Enfin pour les non bénéficiaires de la CMU nous rappellerons la prise en charge minimaliste, et ridicule de la sécu tant sur les montures que sur les verres. Elle s'inspire encore aujourd'hui de tarifs vieux de 40 ans (quand le SMIC était à 150€/mois)
Le prix des lunettes
360€ ce n'est pas énorme s'il s'agit de verres progressifs mais c'est beaucoup s'il s'agit de verres simples.
A ma connaissance, un verre progressif coûte au minimum 200€ le verre en "bas de gamme"
Je m'étonne qu'il reste 160€ à régler dans la mesure où en cas de CMU et en l'absence de demande particulière de la patiente (monture de prix, verres affinés ) la totalité de la facture est prise en charge par la CMU.
On pourrait imaginer que madame A a une correction super alambiquée : forte myopie, astigmatisme de folie ... mais je suis prêt à parier que non : parce que, sinon, même très démunie, madame A aurait déjà eu des lunettes, ou n'aurait pas attendu qu'un centre de santé dépiste ses problèmes visuels.
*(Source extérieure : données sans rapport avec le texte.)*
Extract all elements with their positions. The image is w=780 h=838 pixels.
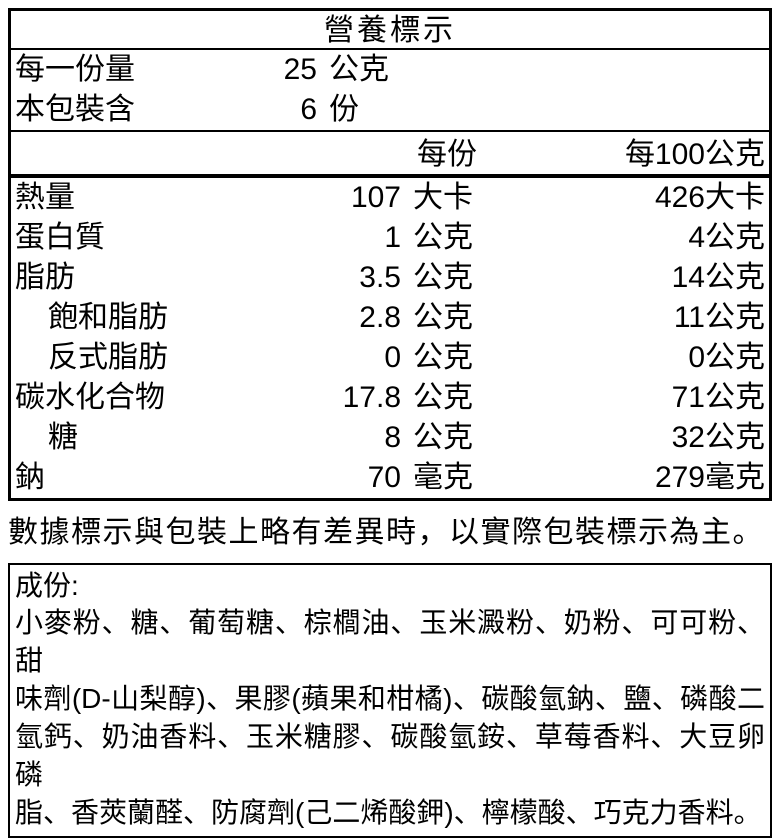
per-serving-unit: 公克 — [413, 261, 473, 294]
column-header-per-100g: 每100公克 — [624, 138, 765, 171]
nutrient-label: 糖 — [48, 421, 78, 454]
servings-per-package-row: 本包裝含 6 份 — [11, 90, 769, 130]
nutrient-row-calories: 熱量 107 大卡 426大卡 — [11, 178, 769, 218]
ingredients-line: 脂、香莢蘭醛、防腐劑(己二烯酸鉀)、檸檬酸、巧克力香料。 — [15, 797, 762, 828]
nutrition-table-title: 營養標示 — [11, 11, 769, 50]
nutrient-label: 鈉 — [15, 461, 45, 494]
serving-size-value: 25 — [283, 53, 317, 86]
per-serving-cell: 1 公克 — [335, 218, 477, 258]
per-serving-unit: 大卡 — [413, 181, 473, 214]
column-header-spacer — [15, 132, 335, 174]
per-100g-value: 71公克 — [671, 381, 765, 414]
per-serving-cell: 17.8 公克 — [335, 378, 477, 418]
per-serving-value: 8 — [384, 421, 401, 454]
per-serving-unit: 公克 — [413, 341, 473, 374]
per-serving-unit: 公克 — [413, 221, 473, 254]
nutrient-label: 反式脂肪 — [48, 341, 168, 374]
nutrients-section: 熱量 107 大卡 426大卡 蛋白質 1 公克 4公克 脂肪 3.5 — [11, 178, 769, 498]
per-100g-value: 4公克 — [688, 221, 765, 254]
nutrient-row-fat: 脂肪 3.5 公克 14公克 — [11, 258, 769, 298]
per-serving-value: 2.8 — [359, 301, 401, 334]
per-100g-value: 14公克 — [671, 261, 765, 294]
nutrient-label: 脂肪 — [15, 261, 75, 294]
servings-per-package-value: 6 — [300, 93, 317, 126]
ingredients-label: 成份: — [15, 570, 79, 601]
per-serving-value: 107 — [350, 181, 401, 214]
per-100g-value: 11公克 — [673, 301, 765, 334]
ingredients-line: 小麥粉、糖、葡萄糖、棕櫚油、玉米澱粉、奶粉、可可粉、甜 — [15, 607, 765, 676]
nutrient-row-saturated-fat: 飽和脂肪 2.8 公克 11公克 — [11, 298, 769, 338]
ingredients-box: 成份: 小麥粉、糖、葡萄糖、棕櫚油、玉米澱粉、奶粉、可可粉、甜 味劑(D-山梨醇… — [8, 563, 772, 838]
per-serving-value: 3.5 — [359, 261, 401, 294]
per-serving-unit: 毫克 — [413, 461, 473, 494]
column-header-per-serving: 每份 — [417, 138, 477, 171]
per-100g-value: 32公克 — [671, 421, 765, 454]
per-serving-value: 0 — [384, 341, 401, 374]
per-serving-value: 17.8 — [342, 381, 401, 414]
nutrient-row-sugar: 糖 8 公克 32公克 — [11, 418, 769, 458]
column-header-row: 每份 每100公克 — [11, 132, 769, 178]
serving-size-label: 每一份量 — [15, 53, 135, 86]
nutrient-row-sodium: 鈉 70 毫克 279毫克 — [11, 458, 769, 498]
nutrient-label: 熱量 — [15, 181, 75, 214]
per-serving-cell: 0 公克 — [335, 338, 477, 378]
disclaimer-note: 數據標示與包裝上略有差異時，以實際包裝標示為主。 — [8, 516, 764, 549]
servings-per-package-label: 本包裝含 — [15, 93, 135, 126]
per-serving-unit: 公克 — [413, 301, 473, 334]
per-100g-value: 426大卡 — [654, 181, 765, 214]
per-100g-value: 279毫克 — [654, 461, 765, 494]
per-serving-cell: 70 毫克 — [335, 458, 477, 498]
per-100g-value: 0公克 — [688, 341, 765, 374]
per-serving-unit: 公克 — [413, 421, 473, 454]
servings-per-package-unit: 份 — [329, 93, 359, 126]
nutrient-row-carbohydrate: 碳水化合物 17.8 公克 71公克 — [11, 378, 769, 418]
per-serving-cell: 2.8 公克 — [335, 298, 477, 338]
per-serving-cell: 3.5 公克 — [335, 258, 477, 298]
nutrient-label: 蛋白質 — [15, 221, 105, 254]
per-serving-value: 1 — [384, 221, 401, 254]
ingredients-line: 味劑(D-山梨醇)、果膠(蘋果和柑橘)、碳酸氫鈉、鹽、磷酸二 — [15, 683, 765, 714]
nutrient-label: 飽和脂肪 — [48, 301, 168, 334]
nutrition-table: 營養標示 每一份量 25 公克 本包裝含 6 份 每份 每100公克 熱量 10… — [8, 8, 772, 501]
serving-size-row: 每一份量 25 公克 — [11, 50, 769, 90]
per-serving-cell: 8 公克 — [335, 418, 477, 458]
nutrient-label: 碳水化合物 — [15, 381, 165, 414]
per-serving-value: 70 — [367, 461, 401, 494]
nutrition-label-page: 營養標示 每一份量 25 公克 本包裝含 6 份 每份 每100公克 熱量 10… — [8, 8, 772, 838]
nutrient-row-trans-fat: 反式脂肪 0 公克 0公克 — [11, 338, 769, 378]
per-serving-cell: 107 大卡 — [335, 178, 477, 218]
serving-size-unit: 公克 — [329, 53, 389, 86]
serving-info-section: 每一份量 25 公克 本包裝含 6 份 — [11, 50, 769, 132]
per-serving-unit: 公克 — [413, 381, 473, 414]
ingredients-line: 氫鈣、奶油香料、玉米糖膠、碳酸氫銨、草莓香料、大豆卵磷 — [15, 721, 765, 790]
nutrient-row-protein: 蛋白質 1 公克 4公克 — [11, 218, 769, 258]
Alors, nous allons supposer qu'elle a besoin d'une petite correction en vision de loin (dont elle n'avait pas conscience jusque là) et ,vu son âge, d'une correction de presbytie (donc de près lecture couture etc...)
C'est là qu'intervient la "gestion sociale de la presbytie" qui selon moi est le rôle de l'ophtalmologiste lors d' une consultation simple.
D'où mon commentaire :
soit la patiente a besoin de verres de vision de près seulement :
- on peut proposer des lunettes de vision de près sur 1 monture simple ou demi lune (et là il y en a pour moins de 360€ et la CMU prend en charge le coût des lunettes)
-si, comme on peut le supposer, la correction est encore plus basique ( vision de près située entre +2.50 et +3) on pourra utiliser des lunettes dites de dépannage de +2.50 +3 en vente partout entre 5 et 15€) (il ne s'agit pas bien sûr de lui faire des lunettes minables au rabais mais de trouver une solution d'attente de jours meilleurs)
- soit elle a aussi besoin d'une vision de loin et si elle ressent la gène, on fait une ordonnance de progressifs (pas de bifocaux sauf exception) qui coûtent cher. Si elle ne conduit pas, si elle n'est pas gênée devant la télé ça peut attendre. Les ordonnances de lunettes ont une durée de vie de 3 ans (5 ans c'est trop) : on revient donc au cas précédent en attendant des "jours meilleurs"
La séparation prescription/vente prend ici toute sa valeur : l'ophtalmologiste n'a aucun intérêt à faire des lunettes compliquées ou chères, il n'a aucun intérêt à pousser son patient à changer de monture (si l'existante est correcte et peut tenir).
Si
la détermination des verres correcteurs
prend 2 à 5 mn sur une patiente
de ce type, l'explication, la discussion qui précède peut se révéler chronophage, elle fait partie de notre métier et elle est malheureusement parfois zappée.